REG allows you to obtain indirect data on the state of blood circulation of the brain. If necessary, it can be supplemented with angiography or MRI angiography of cerebral vessels. With the help of Echo-EG, the state of the cerebrospinal fluid system is assessed. The displacement of the Echo indicates the presence of a volume formation (tumor, hematoma or abscess of the brain), the presence of which may be associated with disease. EEG is used to analyze the bioelectric activity of the brain. CT and MRI can diagnose bulky formations and demyelinating processes, which can also be the cause of vestibular ataxia. If a craniovertebral anomaly is suspected, an X-ray of the spine in the cervical region and an X-ray of the skull are performed.
The study of the vestibular analyzer in patients with vestibular ataxia is carried out by a vestibulologist, and in his absence, a neurologist or an otolaryngologist. The examination includes vestibulometry, stabilography, videoculography or electronystagmography, as well as a caloric sample. Since vestibular ataxia is often combined with hearing impairment (hearing loss), a hearing study is carried out: threshold audiometry, tuning fork examination, electrocochleography, promontory test, etc.
Therapy of vestibular ataxia is primarily aimed at curing the disease that caused it. In the presence of an infectious lesion of the ear, antibiotic therapy, washing of the middle ear, sanitizing surgery, labyrinthotomy, etc. are carried out. measures aimed at eliminating the purulent focus.

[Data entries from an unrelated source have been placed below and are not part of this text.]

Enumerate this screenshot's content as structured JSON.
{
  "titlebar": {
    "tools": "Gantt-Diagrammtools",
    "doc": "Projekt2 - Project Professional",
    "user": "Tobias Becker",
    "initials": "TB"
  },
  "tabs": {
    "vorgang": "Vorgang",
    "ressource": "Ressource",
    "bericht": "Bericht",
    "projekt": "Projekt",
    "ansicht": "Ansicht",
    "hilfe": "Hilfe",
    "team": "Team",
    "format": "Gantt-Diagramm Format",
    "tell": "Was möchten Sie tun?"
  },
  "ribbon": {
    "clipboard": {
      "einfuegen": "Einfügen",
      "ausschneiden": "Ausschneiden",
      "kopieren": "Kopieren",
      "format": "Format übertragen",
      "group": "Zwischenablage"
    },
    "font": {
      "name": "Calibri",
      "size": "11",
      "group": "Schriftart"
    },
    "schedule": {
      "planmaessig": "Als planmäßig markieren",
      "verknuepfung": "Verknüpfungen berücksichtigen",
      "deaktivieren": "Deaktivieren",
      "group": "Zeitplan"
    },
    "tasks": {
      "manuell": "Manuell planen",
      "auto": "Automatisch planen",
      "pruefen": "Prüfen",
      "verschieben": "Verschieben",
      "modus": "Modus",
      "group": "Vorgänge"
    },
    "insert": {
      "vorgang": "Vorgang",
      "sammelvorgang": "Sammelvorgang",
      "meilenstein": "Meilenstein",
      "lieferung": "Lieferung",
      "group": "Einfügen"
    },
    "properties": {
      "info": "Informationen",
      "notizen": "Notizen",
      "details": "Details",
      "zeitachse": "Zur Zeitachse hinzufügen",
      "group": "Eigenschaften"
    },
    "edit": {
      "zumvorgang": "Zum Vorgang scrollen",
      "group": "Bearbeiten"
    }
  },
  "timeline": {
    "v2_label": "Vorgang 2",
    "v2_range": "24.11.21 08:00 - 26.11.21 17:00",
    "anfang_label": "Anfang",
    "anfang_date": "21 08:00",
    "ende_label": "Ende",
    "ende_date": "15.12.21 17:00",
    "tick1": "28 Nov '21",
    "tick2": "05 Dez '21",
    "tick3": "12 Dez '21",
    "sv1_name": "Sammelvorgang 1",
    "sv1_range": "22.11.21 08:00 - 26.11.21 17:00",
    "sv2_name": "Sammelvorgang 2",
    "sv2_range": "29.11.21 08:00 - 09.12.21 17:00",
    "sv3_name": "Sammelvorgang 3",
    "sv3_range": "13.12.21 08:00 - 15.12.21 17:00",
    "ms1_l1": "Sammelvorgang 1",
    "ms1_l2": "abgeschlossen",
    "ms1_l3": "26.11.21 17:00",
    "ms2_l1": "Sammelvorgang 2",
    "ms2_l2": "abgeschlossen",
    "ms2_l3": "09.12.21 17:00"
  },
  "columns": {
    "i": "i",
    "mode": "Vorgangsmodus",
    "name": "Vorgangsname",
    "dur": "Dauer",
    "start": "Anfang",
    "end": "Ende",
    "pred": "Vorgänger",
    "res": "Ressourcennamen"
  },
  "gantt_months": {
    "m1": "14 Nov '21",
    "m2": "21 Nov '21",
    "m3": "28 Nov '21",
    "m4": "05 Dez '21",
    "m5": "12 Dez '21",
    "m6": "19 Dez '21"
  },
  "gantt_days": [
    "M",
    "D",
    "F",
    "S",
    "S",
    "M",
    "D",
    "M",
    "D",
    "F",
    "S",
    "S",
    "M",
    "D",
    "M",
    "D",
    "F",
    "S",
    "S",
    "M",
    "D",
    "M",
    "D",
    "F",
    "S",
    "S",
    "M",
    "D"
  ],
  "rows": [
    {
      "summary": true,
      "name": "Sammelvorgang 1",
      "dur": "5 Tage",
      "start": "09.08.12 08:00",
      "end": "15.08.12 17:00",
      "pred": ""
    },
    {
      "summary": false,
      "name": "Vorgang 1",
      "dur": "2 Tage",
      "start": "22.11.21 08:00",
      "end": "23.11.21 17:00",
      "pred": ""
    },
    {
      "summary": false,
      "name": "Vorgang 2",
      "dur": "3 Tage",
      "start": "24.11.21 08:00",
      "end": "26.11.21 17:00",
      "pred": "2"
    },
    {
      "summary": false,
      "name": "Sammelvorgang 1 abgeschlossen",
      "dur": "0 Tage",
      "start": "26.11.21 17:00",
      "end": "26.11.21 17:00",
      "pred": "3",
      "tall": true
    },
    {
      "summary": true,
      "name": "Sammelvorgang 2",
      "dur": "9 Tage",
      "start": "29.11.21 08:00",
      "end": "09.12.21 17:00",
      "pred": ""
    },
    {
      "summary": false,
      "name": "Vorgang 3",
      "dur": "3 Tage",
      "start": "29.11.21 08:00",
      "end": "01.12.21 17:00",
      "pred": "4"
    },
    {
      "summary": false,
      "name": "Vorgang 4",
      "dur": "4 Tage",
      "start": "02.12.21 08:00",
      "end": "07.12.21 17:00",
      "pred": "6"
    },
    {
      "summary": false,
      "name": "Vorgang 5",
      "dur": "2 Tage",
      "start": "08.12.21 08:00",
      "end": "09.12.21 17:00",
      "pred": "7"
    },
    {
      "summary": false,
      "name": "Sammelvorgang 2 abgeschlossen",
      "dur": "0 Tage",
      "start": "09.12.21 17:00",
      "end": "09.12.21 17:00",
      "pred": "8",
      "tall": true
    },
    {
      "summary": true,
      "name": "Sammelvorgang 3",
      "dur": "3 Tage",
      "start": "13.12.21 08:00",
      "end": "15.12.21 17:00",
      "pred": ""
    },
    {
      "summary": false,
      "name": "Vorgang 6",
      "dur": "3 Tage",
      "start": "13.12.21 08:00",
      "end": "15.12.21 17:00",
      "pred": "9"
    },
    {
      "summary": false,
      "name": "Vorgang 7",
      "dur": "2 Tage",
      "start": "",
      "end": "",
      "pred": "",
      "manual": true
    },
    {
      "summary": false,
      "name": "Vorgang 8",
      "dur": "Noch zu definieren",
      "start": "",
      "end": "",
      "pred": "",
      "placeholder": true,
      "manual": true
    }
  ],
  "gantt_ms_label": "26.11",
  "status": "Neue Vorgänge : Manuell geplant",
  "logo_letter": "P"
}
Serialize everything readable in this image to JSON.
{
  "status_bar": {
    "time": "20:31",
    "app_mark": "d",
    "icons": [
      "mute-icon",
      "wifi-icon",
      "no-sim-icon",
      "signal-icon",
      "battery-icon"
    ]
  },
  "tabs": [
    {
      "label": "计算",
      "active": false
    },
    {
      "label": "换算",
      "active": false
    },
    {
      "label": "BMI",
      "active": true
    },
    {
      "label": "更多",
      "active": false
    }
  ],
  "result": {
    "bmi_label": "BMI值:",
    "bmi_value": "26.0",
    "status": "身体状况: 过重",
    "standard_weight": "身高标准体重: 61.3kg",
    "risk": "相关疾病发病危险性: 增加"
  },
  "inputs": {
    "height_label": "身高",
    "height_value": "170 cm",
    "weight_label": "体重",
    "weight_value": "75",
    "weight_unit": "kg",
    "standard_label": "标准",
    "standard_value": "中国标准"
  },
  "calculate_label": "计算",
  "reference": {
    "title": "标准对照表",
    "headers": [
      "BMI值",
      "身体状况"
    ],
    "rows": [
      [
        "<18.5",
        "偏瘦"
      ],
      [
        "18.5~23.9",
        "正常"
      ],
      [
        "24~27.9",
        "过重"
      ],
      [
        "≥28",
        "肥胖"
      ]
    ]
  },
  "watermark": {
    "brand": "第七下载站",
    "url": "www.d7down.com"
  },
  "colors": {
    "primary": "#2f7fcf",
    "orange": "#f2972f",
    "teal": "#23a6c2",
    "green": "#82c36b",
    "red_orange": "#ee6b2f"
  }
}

If vestibular ataxia is caused by vascular disorders, then drugs that improve blood supply to the brain are used. In severe cases of craniovertebral anomalies, their surgical correction is performed. Appropriate therapy is necessary in the presence of bulky formations, encephalitis, arachnoiditis.
Disease itself is subject to symptomatic treatment, usually consisting in taking drugs that improve the metabolism and functioning of nerve cells: piracetam, gamma-aminobutyric acid, ginkgo biloba, vitamins of group B. In addition, patients are recommended a special complex of exercise therapy aimed at training coordination of movements and strengthening muscles.